Rotate before and climbout above the departure path of the heavy aircraft before you.

Theoretically, you wouldnt have to wait at all as long as you followed these two rules because wake turbulence vortices have the tendancy to sink about 200-400fpm. BUT, just cause windy conditions can move the wake around.. its best to wait a couple minutes.

This is an interesting topic. After reading AJ's answer, I was looking on the internet to learn some more about wake turbulence and found an interesting website: http://www.faa.gov/ATpubs/AIM/Chap7/aim0703.html. It explains how the vortex is generated (pressure differential over the wing surface). After reading this I wondered how it was possible that the highest risk for wake turbulence is at the point of rotation. Why not when the plane is speeding over the runway? Is there some one around here that can explain these physics? Has it something to do with maximum lift?

Thanks, Pamela

Good question Pamela, the reason for it is when an airplane is at a slower speed, in order to create the amount of lift required to keep it airborne, the wing needs to be going through the air at a higher angle. This increases the amount of lift a wing is creating by making the difference between the pressure on the top and the bottom greater. When the plane is going faster, there is more air flowing over the wing for a given time, so this increase in pitch isn't needed. Hope that made sense, I'll try to find a picture to hep illustrate what I'm talking about.

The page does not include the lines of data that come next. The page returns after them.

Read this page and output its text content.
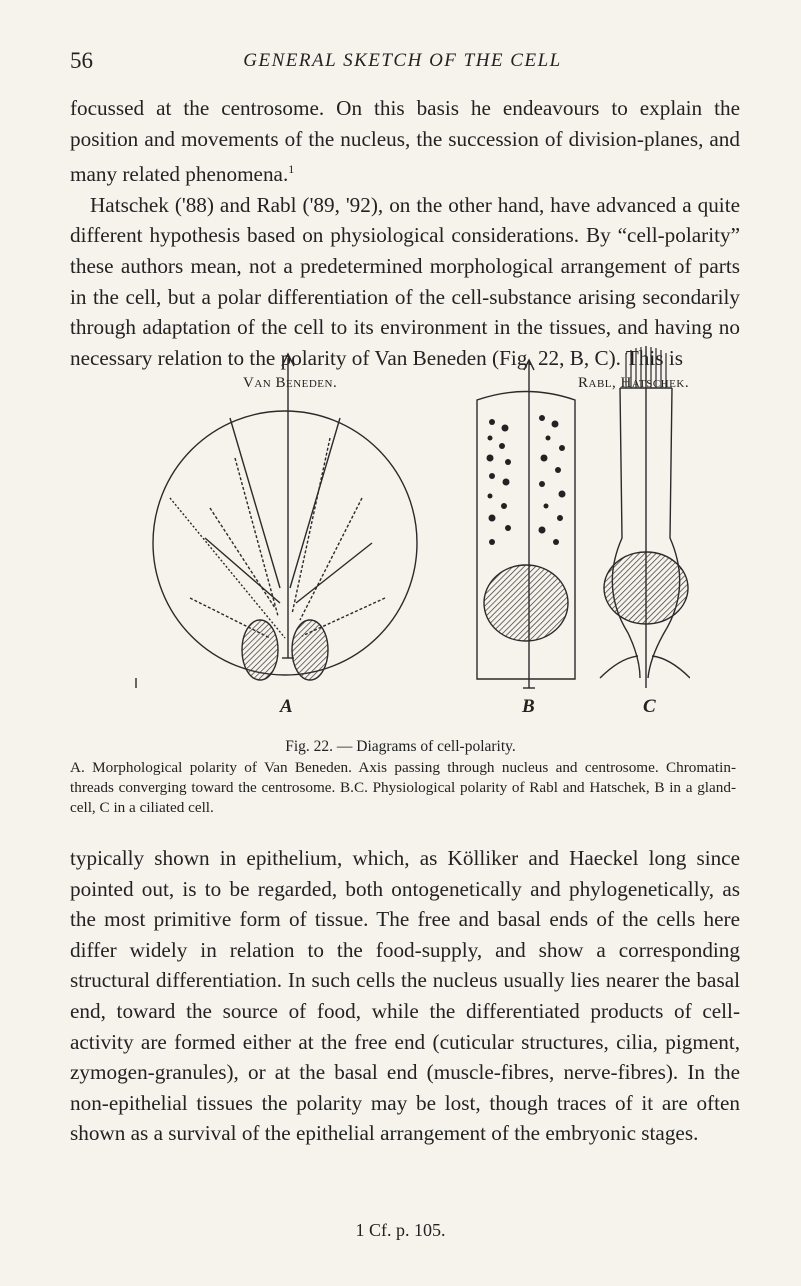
56	GENERAL SKETCH OF THE CELL

focussed at the centrosome. On this basis he endeavours to explain the position and movements of the nucleus, the succession of division-planes, and many related phenomena.$^1$

Hatschek ('88) and Rabl ('89, '92), on the other hand, have advanced a quite different hypothesis based on physiological considerations. By “cell-polarity” these authors mean, not a predetermined morphological arrangement of parts in the cell, but a polar differentiation of the cell-substance arising secondarily through adaptation of the cell to its environment in the tissues, and having no necessary relation to the polarity of Van Beneden (Fig. 22, B, C). This is

A	B	C
Van Beneden.	Rabl, Hatschek.
Fig. 22. — Diagrams of cell-polarity.

A. Morphological polarity of Van Beneden. Axis passing through nucleus and centrosome. Chromatin-threads converging toward the centrosome. B.C. Physiological polarity of Rabl and Hatschek, B in a gland-cell, C in a ciliated cell.

typically shown in epithelium, which, as Kölliker and Haeckel long since pointed out, is to be regarded, both ontogenetically and phylogenetically, as the most primitive form of tissue. The free and basal ends of the cells here differ widely in relation to the food-supply, and show a corresponding structural differentiation. In such cells the nucleus usually lies nearer the basal end, toward the source of food, while the differentiated products of cell-activity are formed either at the free end (cuticular structures, cilia, pigment, zymogen-granules), or at the basal end (muscle-fibres, nerve-fibres). In the non-epithelial tissues the polarity may be lost, though traces of it are often shown as a survival of the epithelial arrangement of the embryonic stages.

1 Cf. p. 105.
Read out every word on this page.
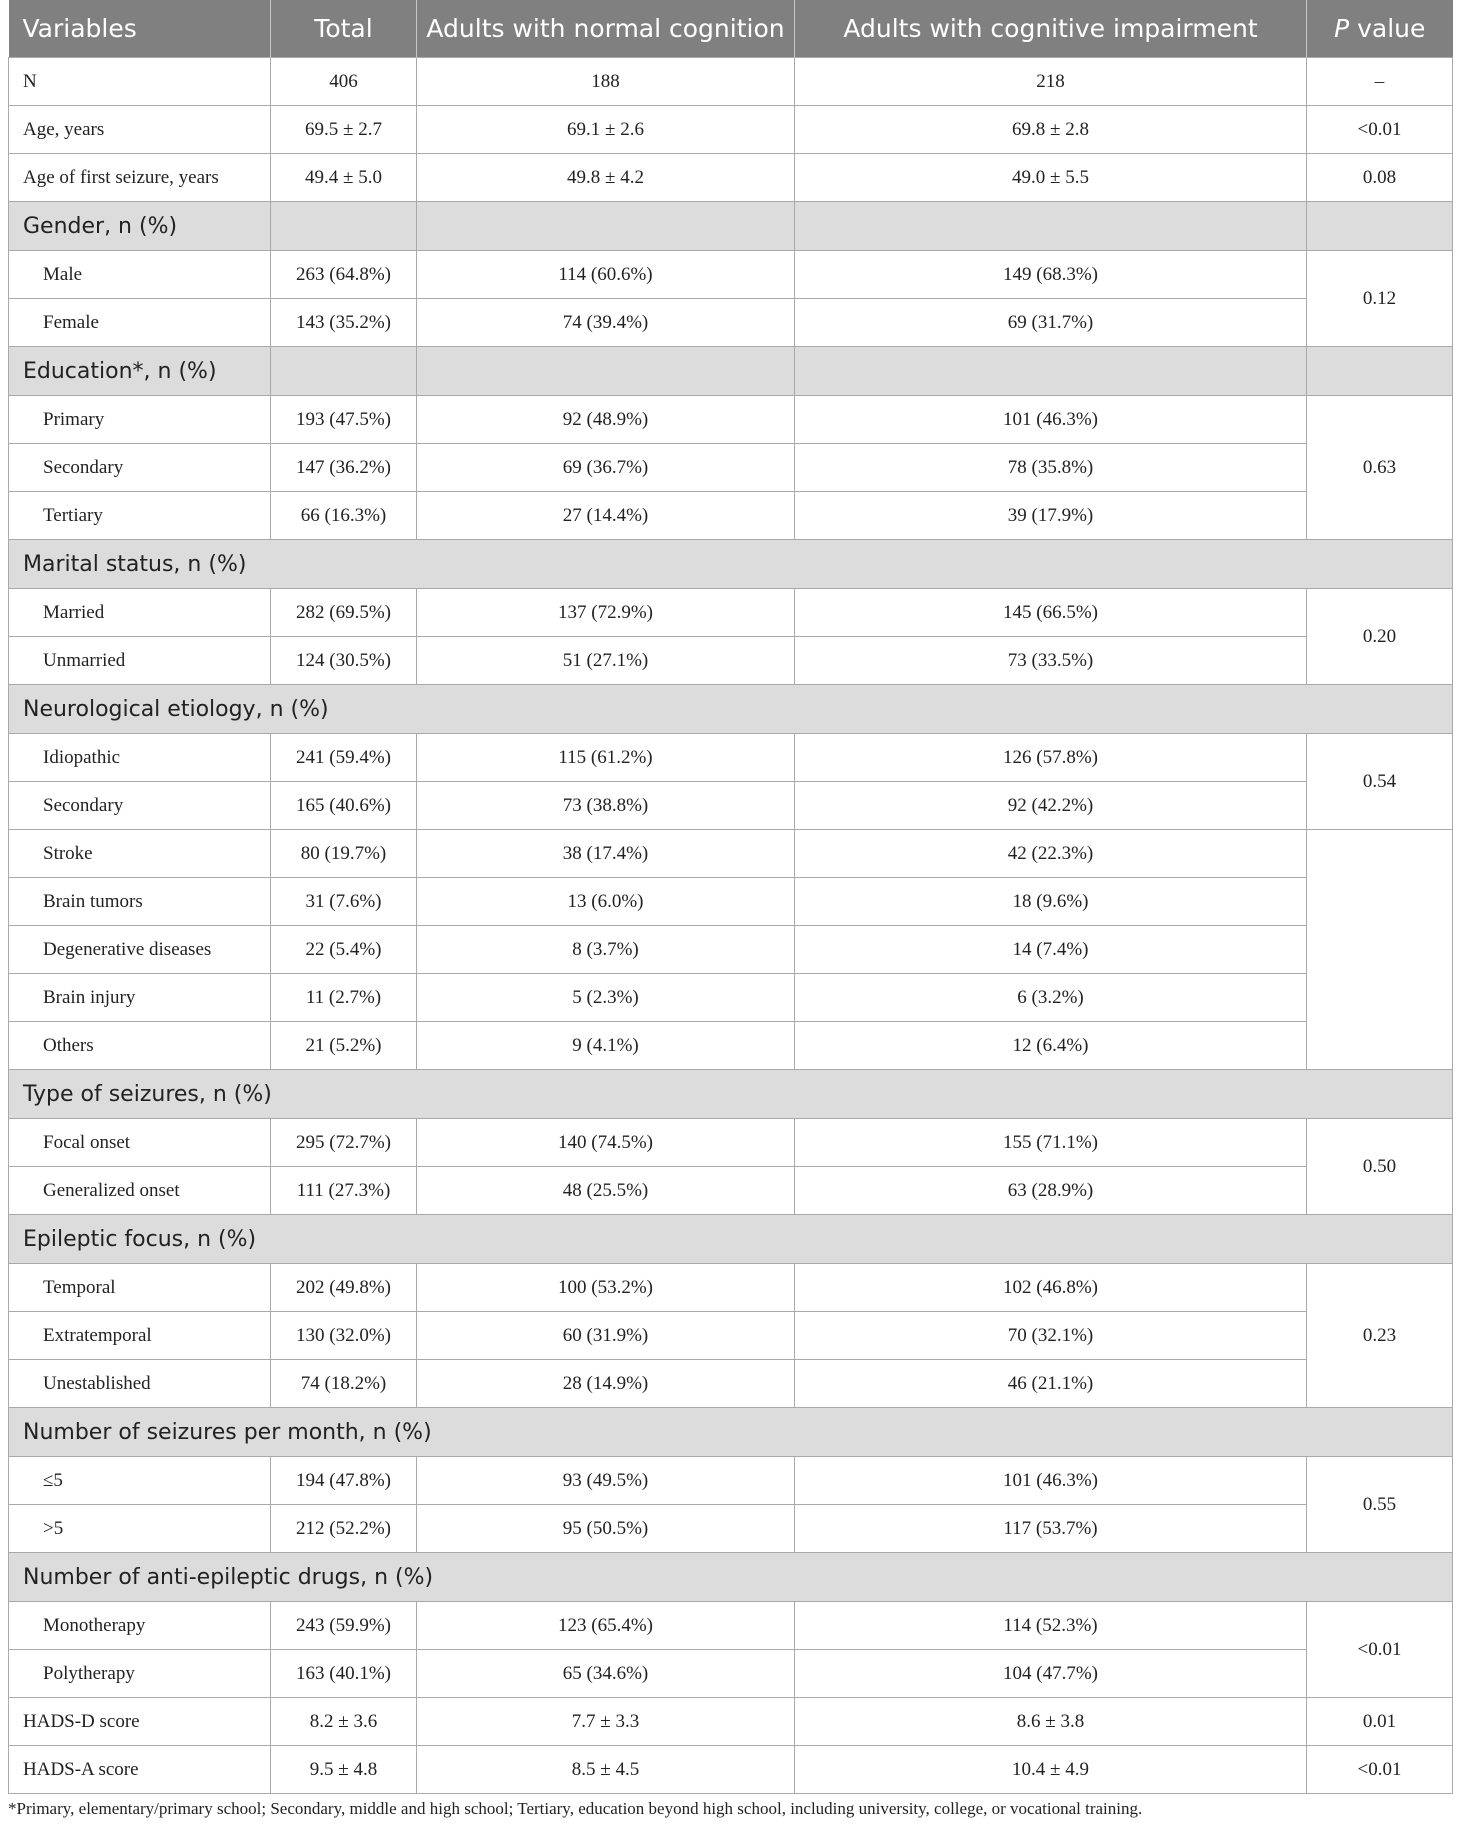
Variables	Total	Adults with normal cognition	Adults with cognitive impairment	P value
N	406	188	218	–
Age, years	69.5 ± 2.7	69.1 ± 2.6	69.8 ± 2.8	<0.01
Age of first seizure, years	49.4 ± 5.0	49.8 ± 4.2	49.0 ± 5.5	0.08
Gender, n (%)				
Male	263 (64.8%)	114 (60.6%)	149 (68.3%)	0.12
Female	143 (35.2%)	74 (39.4%)	69 (31.7%)	
Education*, n (%)				
Primary	193 (47.5%)	92 (48.9%)	101 (46.3%)	0.63
Secondary	147 (36.2%)	69 (36.7%)	78 (35.8%)	
Tertiary	66 (16.3%)	27 (14.4%)	39 (17.9%)	
Marital status, n (%)				
Married	282 (69.5%)	137 (72.9%)	145 (66.5%)	0.20
Unmarried	124 (30.5%)	51 (27.1%)	73 (33.5%)	
Neurological etiology, n (%)				
Idiopathic	241 (59.4%)	115 (61.2%)	126 (57.8%)	0.54
Secondary	165 (40.6%)	73 (38.8%)	92 (42.2%)	
Stroke	80 (19.7%)	38 (17.4%)	42 (22.3%)	
Brain tumors	31 (7.6%)	13 (6.0%)	18 (9.6%)	
Degenerative diseases	22 (5.4%)	8 (3.7%)	14 (7.4%)	
Brain injury	11 (2.7%)	5 (2.3%)	6 (3.2%)	
Others	21 (5.2%)	9 (4.1%)	12 (6.4%)	
Type of seizures, n (%)				
Focal onset	295 (72.7%)	140 (74.5%)	155 (71.1%)	0.50
Generalized onset	111 (27.3%)	48 (25.5%)	63 (28.9%)	
Epileptic focus, n (%)				
Temporal	202 (49.8%)	100 (53.2%)	102 (46.8%)	0.23
Extratemporal	130 (32.0%)	60 (31.9%)	70 (32.1%)	
Unestablished	74 (18.2%)	28 (14.9%)	46 (21.1%)	
Number of seizures per month, n (%)				
≤5	194 (47.8%)	93 (49.5%)	101 (46.3%)	0.55
>5	212 (52.2%)	95 (50.5%)	117 (53.7%)	
Number of anti-epileptic drugs, n (%)				
Monotherapy	243 (59.9%)	123 (65.4%)	114 (52.3%)	<0.01
Polytherapy	163 (40.1%)	65 (34.6%)	104 (47.7%)	
HADS-D score	8.2 ± 3.6	7.7 ± 3.3	8.6 ± 3.8	0.01
HADS-A score	9.5 ± 4.8	8.5 ± 4.5	10.4 ± 4.9	<0.01
*Primary, elementary/primary school; Secondary, middle and high school; Tertiary, education beyond high school, including university, college, or vocational training.
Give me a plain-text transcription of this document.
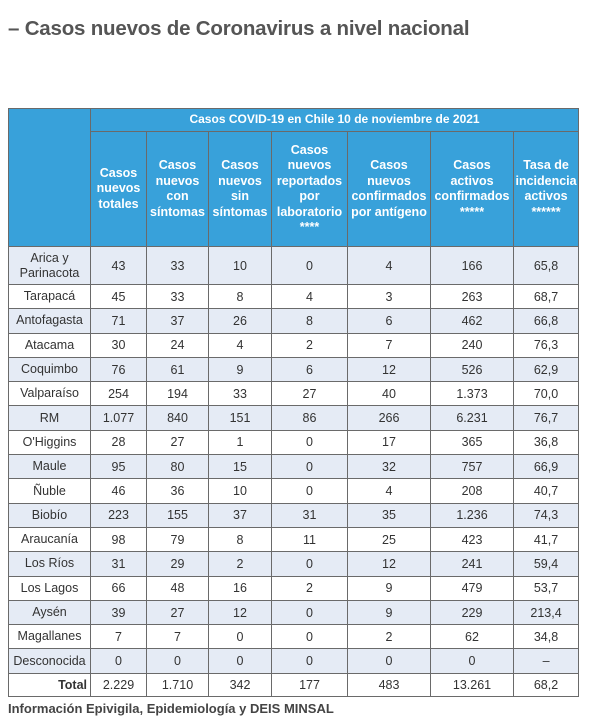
– Casos nuevos de Coronavirus a nivel nacional
	Casos COVID-19 en Chile 10 de noviembre de 2021						
	Casos nuevos totales	Casos nuevos con síntomas	Casos nuevos sin síntomas	Casos nuevos reportados por laboratorio ****	Casos nuevos confirmados por antígeno	Casos activos confirmados *****	Tasa de incidencia activos ******
Arica y Parinacota	43	33	10	0	4	166	65,8
Tarapacá	45	33	8	4	3	263	68,7
Antofagasta	71	37	26	8	6	462	66,8
Atacama	30	24	4	2	7	240	76,3
Coquimbo	76	61	9	6	12	526	62,9
Valparaíso	254	194	33	27	40	1.373	70,0
RM	1.077	840	151	86	266	6.231	76,7
O'Higgins	28	27	1	0	17	365	36,8
Maule	95	80	15	0	32	757	66,9
Ñuble	46	36	10	0	4	208	40,7
Biobío	223	155	37	31	35	1.236	74,3
Araucanía	98	79	8	11	25	423	41,7
Los Ríos	31	29	2	0	12	241	59,4
Los Lagos	66	48	16	2	9	479	53,7
Aysén	39	27	12	0	9	229	213,4
Magallanes	7	7	0	0	2	62	34,8
Desconocida	0	0	0	0	0	0	–
Total	2.229	1.710	342	177	483	13.261	68,2
Información Epivigila, Epidemiología y DEIS MINSAL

A graph showing how as you increase the angle of attack (the angle of the wing vs the relative wind) lift increases up to a certain point where it stalls and the lift created decreases rapidly

Thanks for explaining , it does help a lot although I have to admit I had to watch the figure some while before I understood. It's clearly all in the angle of the wing. That now also explains to me why the turbulence is very low after the point of landing (wake ends).

cheers, Pamela

I just realized what I posted was the lift vs drag curve instead of the angle of attack vs lift curve, but it does look pretty much the same and still demonstrates what I'm trying to say.